December is one of my favourite months due to the fact that Christmas is celebrated. I particularly love Christmas, but not necessarily for the religious aspect. From the materialistic point of view, I love the aesthetics of decorations, the lighting and music even in the streets. But more specifically I love the sense of giving to loved ones; of thinking about what they need and what they would like to have (but perhaps they always feel guilty about focusing on themselves and pampering themselves). It also means having more free time because of school holidays and shutdown periods and getting to spend this time with your loved ones.
As a parent I find it particularly important to pass on these values of being sensitive towards others, of caring for others and focusing on important relationships.
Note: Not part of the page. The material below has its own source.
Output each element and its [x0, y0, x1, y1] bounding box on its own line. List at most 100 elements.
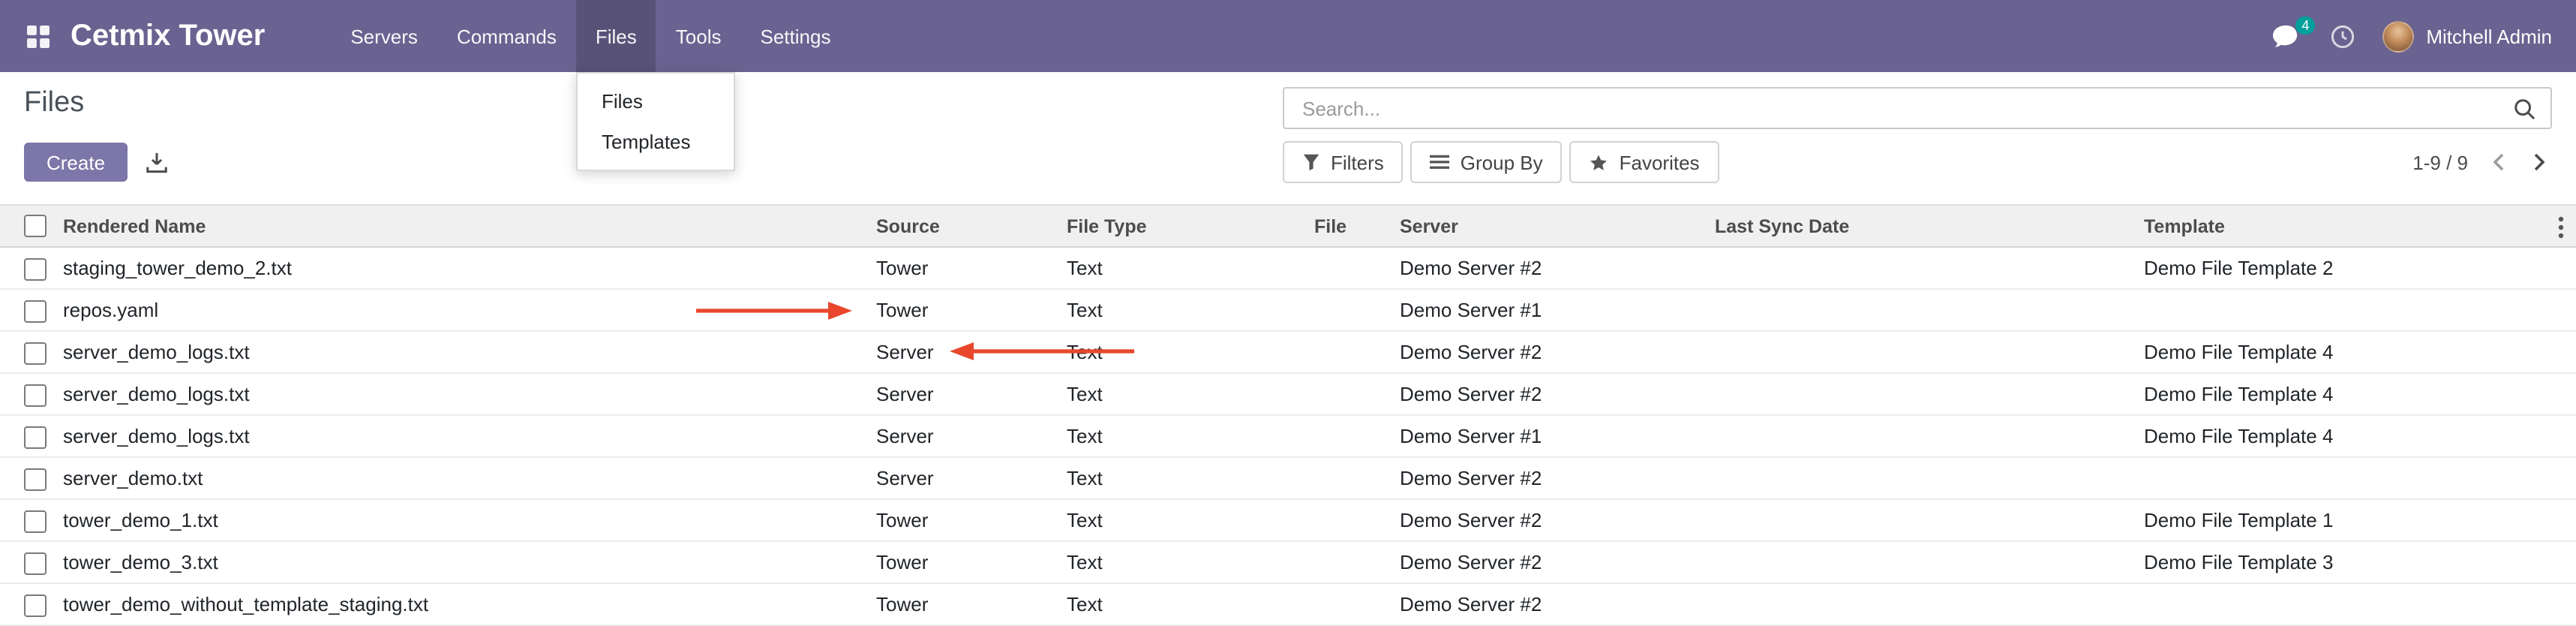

Sometimes it can be difficult to find the time to actually stop and take the time to have meaningful interactions. Thus I always try to keep in mind what the most important things are for my family, and how I can stick to my priorities. I believe that by focusing on others, not only on the people we know but also on others in our community, we give a more altruistic and less commercial feel to Christmas.
So what altruistic things can one do with a child during Christmas?
- Focus on experience rather than materialistic gifts.
Finding time for our loved ones and focusing solely on the quality time being spent together may be difficult. It is easy for children to view relatives and grandparents as a source of gifts and pocket-money. However, it would help foster a deeper connection if you could find the time with your child, even just you and your child, and meet with a relative and go for a walk or do something together. This type of activity helps strengthen the relationship and teaches children the value of communication and respect towards others who are present and support you in your daily life.
- Write and give out positive messages to your loved ones.
This is similar to the above point, however for this activity you and your child need to really think about positive qualities that a person may have. This activity helps encouraging and empowering others through positive messages of appreciation. It helps by giving children the tools they need to become more emotionally aware, to have the verbal knowledge to say certain things and to be better able to communicate positively with others.
- Exchange or give toys or books with your friends.
Children have an abundance of material things. Every year they receive items which may not be necessarily useful, and at times children simply ignore things in exchange for a preferred activity or toy. This could be a wonderful opportunity for children to be more aware of the power they have of making their friends happy by giving them something that belongs to them without expecting anything in return. It also enriches their friendship and gets them to think about the things that they really need in life and what they can do without.
- Visit the elderly and take home-baked goodies with you.
The elderly can be quite easily forgotten unfortunately and during the Christmas period they may feel lonely and think about all the important people they have lost in their life. Visiting an elderly person; related or not, individual or in a residential setting, is a nice gesture. It helps children understand that everyone is important in the community and that people can look out for each other. It also gives your children more pride and satisfaction if they could take some time beforehand to bake or cook some biscuits or cookies to gift to the elderly when they pay them a visit.
- Donate to groups or projects in the community.
A number of projects or community support services do a lot of good work by helping out people in need and it would be helpful to support these initiatives, especially during this period. This helps children appreciate their life and become more empowered to take action in the face of social injustice by contributing to a cause.